Saturday, November 15, 2014

Applying Social Psychology to Vegan Outreach: Door-in-the-Face

The following essay was originally published with The Examiner in 2012.  Because I am publishing a book on this topic in 2015, posts will be significantly edited due to potential copyright conflicts.

November is World Vegan Month. To contribute to this month's activities, each day I will be presenting a social psychological concept or theory applied to abolitionist Nonhuman Animal rights. I began this series with a discussion of persuasion. Explorations into persuasion can be divided into research on the messenger, message, channel, and audience. Thus far, I have discussed what makes for an effective messenger, what channels are most appropriate, and some ways to improve the message.  Another useful technique I will discuss today is the door-in-the-face method.

The door-in-the-face technique suggests that if one makes an initial over-the-top request (which will likely be denied), but then counters with a more reasonable request, people will be much more likely to agree.   Robert Cialdini and his colleagues were able to demonstrate the effectiveness of door-in-the-face by asking participants to agree to 2 years of volunteer work (which was refused) and then followed up asking for a lesser commitment (which was more successful).   Over 50% more people agreed to the smaller concession than the comparison groups.  It is thought that people will be more likely to concede to this smaller request in order to "relieve any felt pressure" and this results from social norms.  This reaction based in social norms means that the requester doesn't have to personally know the individuals they are asking in order for this technique to be effective.  The researchers also indicate that the second request need not be "small," but rather, they need only be smaller.

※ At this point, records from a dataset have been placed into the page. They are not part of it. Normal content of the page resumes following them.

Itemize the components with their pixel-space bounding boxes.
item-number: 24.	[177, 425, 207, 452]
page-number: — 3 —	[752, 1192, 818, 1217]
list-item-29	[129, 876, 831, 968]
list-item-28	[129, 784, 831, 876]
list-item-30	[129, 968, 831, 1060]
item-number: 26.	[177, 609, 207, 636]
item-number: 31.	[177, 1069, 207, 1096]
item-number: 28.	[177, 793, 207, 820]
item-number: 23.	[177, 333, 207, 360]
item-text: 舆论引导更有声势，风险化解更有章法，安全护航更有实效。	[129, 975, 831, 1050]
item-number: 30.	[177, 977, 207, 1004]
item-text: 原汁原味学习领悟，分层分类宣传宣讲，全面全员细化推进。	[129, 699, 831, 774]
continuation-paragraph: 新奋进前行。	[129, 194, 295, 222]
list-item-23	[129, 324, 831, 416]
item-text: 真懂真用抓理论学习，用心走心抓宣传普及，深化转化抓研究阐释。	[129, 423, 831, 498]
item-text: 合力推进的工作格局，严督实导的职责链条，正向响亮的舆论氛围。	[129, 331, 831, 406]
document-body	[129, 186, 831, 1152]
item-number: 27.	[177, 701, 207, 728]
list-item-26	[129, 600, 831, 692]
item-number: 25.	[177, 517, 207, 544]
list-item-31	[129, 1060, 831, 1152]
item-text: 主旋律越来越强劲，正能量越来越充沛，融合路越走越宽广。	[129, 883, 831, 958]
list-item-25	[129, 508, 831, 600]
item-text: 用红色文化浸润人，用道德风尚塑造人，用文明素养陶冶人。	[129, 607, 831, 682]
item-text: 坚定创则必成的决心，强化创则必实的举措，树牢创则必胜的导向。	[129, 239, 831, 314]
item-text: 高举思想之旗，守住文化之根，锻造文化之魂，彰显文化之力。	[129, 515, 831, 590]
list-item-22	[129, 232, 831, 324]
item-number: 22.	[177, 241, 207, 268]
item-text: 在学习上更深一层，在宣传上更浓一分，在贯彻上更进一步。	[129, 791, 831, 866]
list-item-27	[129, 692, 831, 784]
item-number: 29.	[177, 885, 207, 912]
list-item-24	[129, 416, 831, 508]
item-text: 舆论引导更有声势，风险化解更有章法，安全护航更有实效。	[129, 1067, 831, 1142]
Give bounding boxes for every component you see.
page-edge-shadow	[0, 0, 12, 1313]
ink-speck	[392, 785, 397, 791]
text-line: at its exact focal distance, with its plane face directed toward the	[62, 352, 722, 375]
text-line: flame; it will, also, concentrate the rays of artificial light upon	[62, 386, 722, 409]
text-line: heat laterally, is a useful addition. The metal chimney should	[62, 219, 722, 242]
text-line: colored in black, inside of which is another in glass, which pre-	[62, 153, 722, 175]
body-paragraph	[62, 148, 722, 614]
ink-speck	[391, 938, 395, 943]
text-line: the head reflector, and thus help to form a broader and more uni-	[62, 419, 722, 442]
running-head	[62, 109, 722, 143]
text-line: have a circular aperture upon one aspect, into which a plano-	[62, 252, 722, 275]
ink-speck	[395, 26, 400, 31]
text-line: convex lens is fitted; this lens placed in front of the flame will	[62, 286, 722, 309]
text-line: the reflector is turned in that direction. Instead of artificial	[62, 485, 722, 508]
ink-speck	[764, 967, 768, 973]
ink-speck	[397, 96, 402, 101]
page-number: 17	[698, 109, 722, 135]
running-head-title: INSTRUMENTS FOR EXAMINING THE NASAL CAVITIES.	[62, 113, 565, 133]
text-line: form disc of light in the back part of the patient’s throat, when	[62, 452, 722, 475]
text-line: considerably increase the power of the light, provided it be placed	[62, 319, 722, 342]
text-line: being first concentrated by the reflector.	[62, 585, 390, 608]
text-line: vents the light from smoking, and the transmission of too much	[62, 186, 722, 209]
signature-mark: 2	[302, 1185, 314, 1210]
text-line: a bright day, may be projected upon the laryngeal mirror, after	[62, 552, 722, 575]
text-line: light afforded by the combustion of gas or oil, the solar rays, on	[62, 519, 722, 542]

Regulationists might decide that asking people to go vegan (getting a rejection) and then asking them to reduce consumption might be a good application of this theory.  However, recall that it is not how small the request is that is important, only that it is smaller.  Therefore, abolitionists might ask interested parties to reject speciesism, go vegan, and become active for the animals (a potentially overwhelming lifestyle decision that might put off some), but then counter with a request that they simply go vegan...or ease into veganism over the course of a few weeks...or commit to signing up for a vegan newsletter.  Cialdini and his colleagues tested this effect in face-to-face interactions, so it's likely that the door-in-the-face method would apply well to those tabling, teaching, or lecturing.  The fact that familiarity did not reduce effectiveness is also promising for those advocating veganism to the public.  It's unclear, however, if this technique would work as well in online advocacy.

For the Vegan Toolkit

  • Start with a large request, then follow it up with a smaller request 


Cialadini, R. et al.  1975.  "Reciprocal Concessions Procedure for Inducing Compliance:  The Door-in-the-Face Technique."  Journal of Personality and Social Psychology 31:  206-215.